Additionally, tuna is high in mercury, so too much tuna could potentially lead to a build-up of too mercury in your cat’s body and lead to mercury poisoning. Although rare, signs of mercury poisoning in cats include incoordination, loss of balance and problems walking. 

Finally, cats can love tuna to a fault. Tuna is extremely tasty, perhaps much tastier than your cat’s healthy regular diet. Some cats, when given tuna regularly, will start turning up their nose at their regular cat food, holding out and hoping you will cave and give more tuna instead. This can quickly develop into undesirable picky eating and feeding difficulties. 

What Kind of Tuna Can Cats Eat?

If you choose to offer your cat the occasional tuna treat, you can choose canned tuna or fresh tuna. Select canned tuna packed in water, not canned tuna in oil or canned tuna with added salt or other flavorings. Chunk-light tuna is a better choice for your cat than albacore, which is higher in mercury. Pay attention to other sources of tuna your cat might be eating. For instance, if you’re feeding a canned food that’s made with tuna, adding more tuna on top of it might be too much.  

Fresh tuna is best served cooked. Even though humans eat sushi all the time, giving your cat raw fish may be harmful. Eating raw fish poses the same risks to you cat as it would to you. Raw fish can contain bacteria and parasites. Additionally, raw fish contains an enzyme called thiaminase. In cats, this enzyme can break down an essential B vitamin called thiamine, potentially leading to dangerous condition called thiamine deficiency, which is very dangerous. Cooking the tuna you plan to feed to your cat not only kills any bacteria or parasites, but also destroys the thiaminase. 

Safe Ways to Feed Tuna to Your Cat

It’s always a good idea to talk to your veterinarian before adding any new foods to your cat’s diet.

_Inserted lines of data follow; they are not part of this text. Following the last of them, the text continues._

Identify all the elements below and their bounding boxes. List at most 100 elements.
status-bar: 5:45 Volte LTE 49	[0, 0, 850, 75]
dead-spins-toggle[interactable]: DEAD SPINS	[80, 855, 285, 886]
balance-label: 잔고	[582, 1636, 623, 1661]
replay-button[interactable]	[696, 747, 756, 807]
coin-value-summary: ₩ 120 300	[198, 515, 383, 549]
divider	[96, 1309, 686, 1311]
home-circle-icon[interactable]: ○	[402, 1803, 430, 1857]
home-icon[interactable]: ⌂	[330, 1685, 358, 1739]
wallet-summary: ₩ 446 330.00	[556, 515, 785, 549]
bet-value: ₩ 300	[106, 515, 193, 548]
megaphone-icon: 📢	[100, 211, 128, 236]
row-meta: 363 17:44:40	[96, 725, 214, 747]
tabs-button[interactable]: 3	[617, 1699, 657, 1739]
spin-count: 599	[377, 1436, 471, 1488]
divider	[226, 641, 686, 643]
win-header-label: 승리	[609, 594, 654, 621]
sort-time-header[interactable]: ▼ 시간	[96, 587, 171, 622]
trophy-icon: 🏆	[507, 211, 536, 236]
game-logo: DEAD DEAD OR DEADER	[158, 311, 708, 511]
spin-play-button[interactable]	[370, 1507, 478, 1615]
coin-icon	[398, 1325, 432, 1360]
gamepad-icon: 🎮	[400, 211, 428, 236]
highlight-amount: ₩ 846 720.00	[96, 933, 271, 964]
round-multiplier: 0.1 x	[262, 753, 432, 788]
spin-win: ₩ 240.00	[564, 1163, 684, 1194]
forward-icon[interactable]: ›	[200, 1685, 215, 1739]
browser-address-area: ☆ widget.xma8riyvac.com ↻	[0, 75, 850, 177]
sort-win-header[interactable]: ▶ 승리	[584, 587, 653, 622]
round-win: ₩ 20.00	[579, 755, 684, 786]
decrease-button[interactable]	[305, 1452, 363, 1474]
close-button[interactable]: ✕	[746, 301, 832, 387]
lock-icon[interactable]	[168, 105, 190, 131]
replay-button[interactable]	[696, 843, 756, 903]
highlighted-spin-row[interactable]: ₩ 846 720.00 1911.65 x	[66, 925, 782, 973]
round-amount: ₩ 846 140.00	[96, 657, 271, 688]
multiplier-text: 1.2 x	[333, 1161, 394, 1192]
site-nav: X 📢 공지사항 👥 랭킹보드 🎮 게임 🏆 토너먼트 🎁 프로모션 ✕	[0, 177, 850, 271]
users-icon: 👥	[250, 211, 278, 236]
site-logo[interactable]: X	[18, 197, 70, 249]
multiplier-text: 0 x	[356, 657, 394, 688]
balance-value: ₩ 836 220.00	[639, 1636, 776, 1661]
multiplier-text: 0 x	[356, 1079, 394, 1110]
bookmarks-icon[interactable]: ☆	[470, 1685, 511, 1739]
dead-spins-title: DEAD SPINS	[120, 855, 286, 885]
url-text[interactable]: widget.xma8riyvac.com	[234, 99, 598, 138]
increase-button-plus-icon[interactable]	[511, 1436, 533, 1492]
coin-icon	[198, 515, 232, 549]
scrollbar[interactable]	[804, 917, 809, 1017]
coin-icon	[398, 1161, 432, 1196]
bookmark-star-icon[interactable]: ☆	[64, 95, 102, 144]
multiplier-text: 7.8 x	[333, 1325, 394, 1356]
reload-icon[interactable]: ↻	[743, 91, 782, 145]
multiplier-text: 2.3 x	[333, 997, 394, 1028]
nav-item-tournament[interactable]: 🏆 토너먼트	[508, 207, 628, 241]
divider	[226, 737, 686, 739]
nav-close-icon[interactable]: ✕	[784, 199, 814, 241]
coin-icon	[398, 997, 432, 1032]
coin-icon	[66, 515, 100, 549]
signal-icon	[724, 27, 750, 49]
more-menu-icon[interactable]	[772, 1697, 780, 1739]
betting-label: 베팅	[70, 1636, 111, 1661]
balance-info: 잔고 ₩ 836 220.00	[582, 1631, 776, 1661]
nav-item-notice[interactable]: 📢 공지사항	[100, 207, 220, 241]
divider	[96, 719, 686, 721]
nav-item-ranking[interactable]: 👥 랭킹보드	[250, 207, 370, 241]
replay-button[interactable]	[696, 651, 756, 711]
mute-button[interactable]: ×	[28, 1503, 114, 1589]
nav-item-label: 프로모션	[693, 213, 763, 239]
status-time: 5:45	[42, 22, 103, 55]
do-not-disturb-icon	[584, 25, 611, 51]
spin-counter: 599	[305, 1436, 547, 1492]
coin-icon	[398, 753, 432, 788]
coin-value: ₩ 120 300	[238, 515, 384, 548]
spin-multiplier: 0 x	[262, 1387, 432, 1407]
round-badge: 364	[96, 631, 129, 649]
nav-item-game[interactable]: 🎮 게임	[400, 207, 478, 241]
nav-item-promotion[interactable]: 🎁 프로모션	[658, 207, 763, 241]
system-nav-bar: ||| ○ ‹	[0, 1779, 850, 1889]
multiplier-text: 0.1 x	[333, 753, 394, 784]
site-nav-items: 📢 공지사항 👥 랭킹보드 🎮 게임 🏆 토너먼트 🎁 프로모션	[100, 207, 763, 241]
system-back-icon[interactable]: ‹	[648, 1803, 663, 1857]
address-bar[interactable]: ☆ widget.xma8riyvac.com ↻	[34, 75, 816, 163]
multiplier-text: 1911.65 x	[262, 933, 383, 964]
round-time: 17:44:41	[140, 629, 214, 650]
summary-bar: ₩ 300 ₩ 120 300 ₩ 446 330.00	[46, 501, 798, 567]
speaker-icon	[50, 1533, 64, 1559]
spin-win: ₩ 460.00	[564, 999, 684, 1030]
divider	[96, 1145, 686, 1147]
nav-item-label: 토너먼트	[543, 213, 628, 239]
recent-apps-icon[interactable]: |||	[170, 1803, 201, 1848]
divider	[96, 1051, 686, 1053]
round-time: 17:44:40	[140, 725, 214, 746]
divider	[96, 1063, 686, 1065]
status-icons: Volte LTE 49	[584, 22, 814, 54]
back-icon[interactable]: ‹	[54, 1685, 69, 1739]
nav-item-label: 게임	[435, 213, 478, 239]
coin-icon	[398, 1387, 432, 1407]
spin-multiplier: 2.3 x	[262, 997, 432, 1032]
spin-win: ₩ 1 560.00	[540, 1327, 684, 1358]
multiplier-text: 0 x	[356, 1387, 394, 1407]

If you get your veterinarian’s blessing and you wish to feed your cat tuna, follow the same guidelines as you would for feeding your cat any treat. Supplemental treats like tuna should make up less than 10 percent of your cat’s daily calories. The rest of your cat’s diet (90 percent) should come from a high-quality, complete-and-balanced cat food. 

To avoid potential issues that can arise from eating too much tuna, including the development of picky eating habits, avoid feeding tuna every day and instead limit tuna treats to just a few times a week.